# Is the cciss kernel module available in the installation kernel & other general Q's



## osx-addict (Feb 27, 2009)

Over the weekend I'll be trying my hand at moving from Fedora Core 6 to FreeBSD in an effort to regain lost security of late due to lack of proper confines for PHP.. (long story).  Anyway, I'm going to really tighten up security once this is up and running.. 

So-- A few questions I've got that I'm hoping to get answered:


Is the cciss kernel module part of either the floppy based installer or CD ISO images?  My machine is a Compaq Proliant 6400R with SmartArray 5304 H/W Raid controller and the cciss module is required to see the >500Gb of hot-swap SCSI drives.  If not, how can I install it, in order to bootstrap things?

Once things are installed, I'm planning on running several jails -- notably for email (currently using modifed Exim (SA-Exim to be exact) but thinking of moving to Sendmail), Apache, BIND (or dnscache), Postgres, and one for Visualworks (Smalltalk environment) -- since most of these talk over sockets, is there going to be any issues with one jail talking to services running in another jail (e.g. Visualworks in one jail talking to Postgres in another jail via TCP sockets)

Anyone have suggestions on swap sizes -- should they be roughly the same as I've been using in Linux?  I realize that most people suggest 1.5x the RAM size give or take.. I've got 1.5Gb of RAM so perhaps 3Gb of swap is good with room to spare?

I gather that UFS2 is the default file system.. I looked into using ZFS but it doesn't appear to be ready for prime-time -- particularly for a quasi-production server hosting 2 domains and running a Seaside-based web-app for my kids school..I guess I'll stick with UFS2 then...

I think that's about all I can think of for now..


----------



## trev (Feb 28, 2009)

osx-addict said:
			
		

> 1. Is the cciss kernel module part of either the floppy based installer or CD ISO images?  My machine is a Compaq Proliant 6400R with SmartArray 5304 H/W Raid controller and the cciss module is required to see the >500Gb of hot-swap SCSI drives.  If not, how can I install it, in order to bootstrap things?



Yep - from GENERIC config:

# RAID controllers interfaced to the SCSI subsystem
device          amr             # AMI MegaRAID
device          arcmsr          # Areca SATA II RAID
device          ciss            # Compaq Smart RAID 5*



> 3. Anyone have suggestions on swap sizes -- should they be roughly the same as I've been using in Linux?  I realize that most people suggest 1.5x the RAM size give or take.. I've got 1.5Gb of RAM so perhaps 3Gb of swap is good with room to spare?



This has been discussed at some length recently.
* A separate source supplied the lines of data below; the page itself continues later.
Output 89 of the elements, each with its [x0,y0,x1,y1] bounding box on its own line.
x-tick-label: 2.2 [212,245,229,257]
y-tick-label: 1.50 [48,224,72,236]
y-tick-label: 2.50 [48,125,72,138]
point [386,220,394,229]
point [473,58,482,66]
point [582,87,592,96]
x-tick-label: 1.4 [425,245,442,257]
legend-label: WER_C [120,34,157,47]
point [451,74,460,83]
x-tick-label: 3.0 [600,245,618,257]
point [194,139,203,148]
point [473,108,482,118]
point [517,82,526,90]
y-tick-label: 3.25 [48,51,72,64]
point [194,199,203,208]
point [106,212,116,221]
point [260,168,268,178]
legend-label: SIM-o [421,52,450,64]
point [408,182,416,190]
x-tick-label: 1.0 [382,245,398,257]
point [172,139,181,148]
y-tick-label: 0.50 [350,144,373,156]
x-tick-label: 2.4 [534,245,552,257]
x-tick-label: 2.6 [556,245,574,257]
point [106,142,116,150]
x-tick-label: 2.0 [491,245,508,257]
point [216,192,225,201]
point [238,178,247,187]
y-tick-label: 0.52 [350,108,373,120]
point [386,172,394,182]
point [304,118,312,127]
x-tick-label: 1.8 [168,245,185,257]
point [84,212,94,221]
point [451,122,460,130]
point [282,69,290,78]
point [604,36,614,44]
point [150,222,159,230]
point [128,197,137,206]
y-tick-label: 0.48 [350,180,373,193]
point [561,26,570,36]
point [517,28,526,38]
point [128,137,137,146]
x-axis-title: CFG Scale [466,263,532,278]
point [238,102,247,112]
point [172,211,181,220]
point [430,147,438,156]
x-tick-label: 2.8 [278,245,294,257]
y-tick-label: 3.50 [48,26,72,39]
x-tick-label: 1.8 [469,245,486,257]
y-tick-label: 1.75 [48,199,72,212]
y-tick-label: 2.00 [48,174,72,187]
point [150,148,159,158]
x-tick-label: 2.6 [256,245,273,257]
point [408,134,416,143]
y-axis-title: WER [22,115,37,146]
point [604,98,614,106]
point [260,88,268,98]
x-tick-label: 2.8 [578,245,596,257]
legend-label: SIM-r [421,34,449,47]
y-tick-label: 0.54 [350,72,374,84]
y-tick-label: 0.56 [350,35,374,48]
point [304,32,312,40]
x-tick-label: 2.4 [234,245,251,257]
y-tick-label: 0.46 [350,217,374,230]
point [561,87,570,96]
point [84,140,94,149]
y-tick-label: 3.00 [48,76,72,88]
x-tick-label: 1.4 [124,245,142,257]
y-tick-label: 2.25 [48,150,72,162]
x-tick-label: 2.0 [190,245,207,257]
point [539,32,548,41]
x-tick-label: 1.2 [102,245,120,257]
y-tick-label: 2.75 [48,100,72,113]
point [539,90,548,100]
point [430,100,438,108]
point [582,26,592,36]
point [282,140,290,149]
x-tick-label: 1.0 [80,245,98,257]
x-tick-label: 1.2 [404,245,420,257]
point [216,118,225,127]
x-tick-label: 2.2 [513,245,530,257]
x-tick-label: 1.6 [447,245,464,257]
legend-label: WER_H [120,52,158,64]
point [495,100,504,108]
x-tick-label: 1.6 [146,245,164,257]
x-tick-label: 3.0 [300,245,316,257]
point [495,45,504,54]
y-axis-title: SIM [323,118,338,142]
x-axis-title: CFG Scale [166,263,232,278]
See http://forums.freebsd.org/showthread.php?t=1561


----------



## osx-addict (Mar 2, 2009)

Thanks!  I was actually able to finally install it w/o issue over the weekend.  It recognized my SmartArray controller w/o issue.
I'm still getting used to things after having used Linux for the past ~3-4 years but so far I'm happy.. The entire 'ports' environment is pretty slick -- no need to *beep**beep**beep**beep* around with compilation/linker issues that are common for items in Linux..


----------